Python Risk
Carlos Ribeiro
cribeiro at mail.inet.com.br
Wed May 9 14:56:42 EDT 2001
At 20:05 09/05/01 +0400, Roman Suzi wrote:
>On Wed, 9 May 2001, Daniel Klein wrote:
> >I'm now a strong Python advocate but a question that seems to be comming up
> >quite a bit lately is, what would happen to the language if something
> happened
> >to our BDFL (aka GVR)? Would the language stagnate or is there enough of a
> >'machine' out there to continue its evolution and support?
>
>Python is also LESS risk than closed source solution, because
>you know people who develop it, you can usually write to them
>and receive an answer.
There is also another (stronger) reason for this. What does happen when a
closed source company goes broke? The products are D-E-A-D. It does not
matter if a bunch of people depend on the product for their work, and it
has happened a lot of times. OTOH open source products don't die this way.

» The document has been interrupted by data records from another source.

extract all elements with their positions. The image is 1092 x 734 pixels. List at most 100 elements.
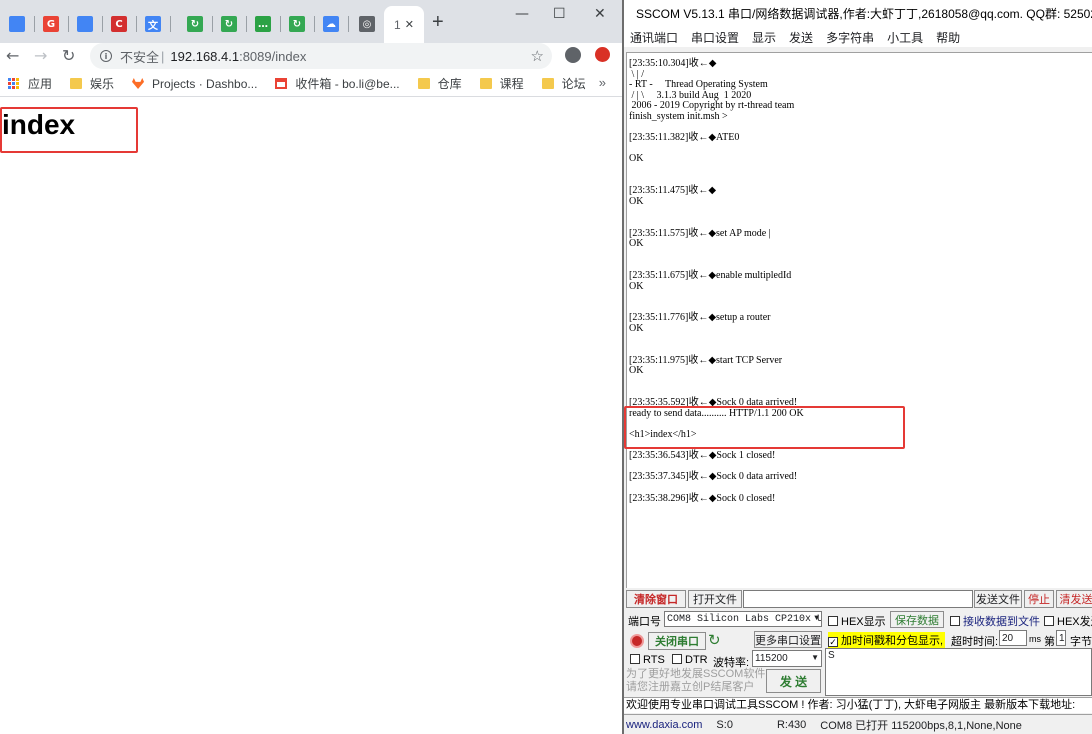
folder-icon: [479, 78, 492, 89]
apps-grid-icon: [8, 77, 20, 90]
stop-button[interactable]: 停止: [1024, 590, 1054, 608]
info-icon[interactable]: i: [100, 50, 112, 62]
address-bar[interactable]: i 不安全 | 192.168.4.1 :8089/index ☆: [90, 43, 552, 69]
bookmark-item[interactable]: 课程: [479, 75, 524, 92]
log-line: / | \ 3.1.3 build Aug 1 2020: [629, 89, 752, 101]
send-button[interactable]: 发 送: [766, 669, 821, 693]
port-select[interactable]: COM8 Silicon Labs CP210x U ▼: [664, 611, 822, 627]
promo-text[interactable]: 为了更好地发展SSCOM软件 请您注册嘉立创P结尾客户: [626, 668, 765, 694]
browser-tab[interactable]: ↻: [280, 8, 314, 40]
menu-item[interactable]: 串口设置: [691, 29, 739, 46]
browser-toolbar: ← → ↻ i 不安全 | 192.168.4.1 :8089/index ☆: [0, 43, 622, 71]
browser-tab[interactable]: …: [246, 8, 280, 40]
log-line: - RT - Thread Operating System: [629, 79, 768, 91]
back-icon[interactable]: ←: [6, 46, 19, 65]
rts-checkbox[interactable]: RTS: [630, 654, 665, 666]
timeout-value: 20: [1002, 632, 1014, 644]
log-line: finish_system init.msh >: [629, 111, 728, 122]
sscom-title-bar: SSCOM V5.13.1 串口/网络数据调试器,作者:大虾丁丁,2618058…: [624, 0, 1092, 27]
browser-window: G C 文 ↻ ↻ … ↻ ☁ ◎ 1 ✕ + — ☐ ✕ ← → ↻ i 不安全 | 192.…: [0, 0, 622, 734]
log-line: [23:35:38.296]收←◆Sock 0 closed!: [629, 492, 776, 504]
browser-tab[interactable]: [0, 8, 34, 40]
log-line: OK: [629, 323, 644, 334]
menu-item[interactable]: 帮助: [936, 29, 960, 46]
browser-tab[interactable]: C: [102, 8, 136, 40]
baud-select[interactable]: 115200 ▼: [752, 650, 822, 667]
timestamp-checkbox[interactable]: ✓ 加时间戳和分包显示,: [828, 632, 946, 648]
status-port: COM8 已打开 115200bps,8,1,None,None: [820, 719, 1022, 732]
log-line: [23:35:11.475]收←◆: [629, 185, 717, 197]
gmail-icon: [275, 78, 288, 89]
bookmark-label: 收件箱 - bo.li@be...: [295, 77, 400, 91]
file-path-input[interactable]: [743, 590, 973, 608]
tab-close-icon[interactable]: ✕: [405, 18, 414, 31]
log-line: [23:35:10.304]收←◆: [629, 58, 717, 69]
port-label: 端口号: [628, 616, 661, 628]
nth-value: 1: [1059, 632, 1065, 644]
clear-window-button[interactable]: 清除窗口: [626, 590, 686, 608]
extension-icon[interactable]: [595, 47, 610, 62]
log-line: [23:35:11.975]收←◆start TCP Server: [629, 354, 783, 366]
browser-tab[interactable]: G: [34, 8, 68, 40]
new-tab-button[interactable]: +: [432, 12, 444, 32]
menu-item[interactable]: 多字符串: [826, 29, 874, 46]
receive-to-file-label: 接收数据到文件: [963, 616, 1040, 628]
log-line: OK: [629, 238, 644, 250]
browser-tab[interactable]: 文: [136, 8, 170, 40]
receive-to-file-checkbox[interactable]: 接收数据到文件: [950, 613, 1040, 629]
active-tab[interactable]: 1 ✕: [384, 6, 424, 43]
browser-tab[interactable]: ↻: [212, 8, 246, 40]
menu-item[interactable]: 发送: [789, 29, 813, 46]
close-window-icon[interactable]: ✕: [594, 6, 606, 22]
bookmark-item[interactable]: 收件箱 - bo.li@be...: [275, 75, 400, 92]
tab-separator: [348, 16, 349, 32]
browser-tab[interactable]: ◎: [350, 8, 384, 40]
bookmark-item[interactable]: Projects · Dashbo...: [132, 77, 257, 91]
menu-item[interactable]: 显示: [752, 29, 776, 46]
open-file-button[interactable]: 打开文件: [688, 590, 742, 608]
bookmark-label: 娱乐: [90, 77, 115, 91]
save-data-button[interactable]: 保存数据: [890, 611, 944, 628]
docs-icon: [9, 16, 25, 32]
bookmark-item[interactable]: 论坛: [541, 75, 586, 92]
bookmark-item[interactable]: 娱乐: [70, 75, 114, 92]
bookmark-item[interactable]: 仓库: [417, 75, 462, 92]
translate-icon: 文: [145, 16, 161, 32]
send-file-button[interactable]: 发送文件: [974, 590, 1022, 608]
highlight-box: [0, 107, 138, 153]
bookmark-item[interactable]: 应用: [8, 75, 52, 92]
address-separator: |: [161, 48, 165, 64]
browser-tab[interactable]: ↻: [178, 8, 212, 40]
log-line: \ | /: [629, 68, 645, 80]
reload-icon[interactable]: ↻: [62, 46, 75, 65]
bookmarks-more-icon[interactable]: »: [599, 75, 606, 90]
forward-icon[interactable]: →: [34, 46, 47, 65]
tab-strip: G C 文 ↻ ↻ … ↻ ☁ ◎ 1 ✕ + — ☐ ✕: [0, 0, 622, 43]
receive-log[interactable]: [23:35:10.304]收←◆ \ | / - RT - Thread Ope…: [626, 52, 1092, 588]
send-input[interactable]: S: [825, 648, 1092, 696]
menu-item[interactable]: 通讯端口: [630, 29, 678, 46]
refresh-green-icon: ↻: [187, 16, 203, 32]
bookmark-star-icon[interactable]: ☆: [531, 47, 544, 65]
rts-label: RTS: [643, 654, 665, 666]
status-site[interactable]: www.daxia.com: [626, 719, 702, 731]
refresh-icon[interactable]: ↻: [708, 631, 721, 649]
hex-send-checkbox[interactable]: HEX发送: [1044, 613, 1092, 629]
log-line: OK: [629, 280, 644, 292]
log-line: [23:35:11.575]收←◆set AP mode |: [629, 227, 771, 239]
maximize-icon[interactable]: ☐: [553, 6, 566, 22]
dtr-checkbox[interactable]: DTR: [672, 654, 708, 666]
timeout-input[interactable]: 20: [999, 630, 1027, 646]
sscom-menu-bar: 通讯端口 串口设置 显示 发送 多字符串 小工具 帮助: [624, 27, 1092, 47]
more-settings-button[interactable]: 更多串口设置: [754, 631, 822, 648]
hex-display-checkbox[interactable]: HEX显示: [828, 613, 886, 629]
browser-tab[interactable]: ☁: [314, 8, 348, 40]
menu-item[interactable]: 小工具: [887, 29, 923, 46]
nth-input[interactable]: 1: [1056, 630, 1066, 646]
profile-avatar-icon[interactable]: [565, 47, 581, 63]
close-port-button[interactable]: 关闭串口: [648, 632, 706, 650]
minimize-icon[interactable]: —: [515, 6, 529, 22]
browser-tab[interactable]: [68, 8, 102, 40]
url-host: 192.168.4.1: [170, 48, 240, 64]
clear-send-button[interactable]: 清发送: [1056, 590, 1092, 608]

They may die, but a different death - one caused by lack of interest in the
product.
If the product is useful, it will live. Even if the author dies, anyone may
take the product and do the maintenance that is needed, either by himself
or by means of a hired programmer. Of course, there are some assumptions on
this scenario:
1) the product has a solid and simple architecture, that is easy to
understand and to maintain;
2) the tools needed to work on the project are well known in the market;
3) you are willing to do the work yourself, or to pay for someone to do it
for you.
Clauses (1) and (2) are already true in the case of Python. (3) is up to
whoever have this problem. Unfortunately, *lots* of people are looking only
at the free-as-in-beer side of the open source equation.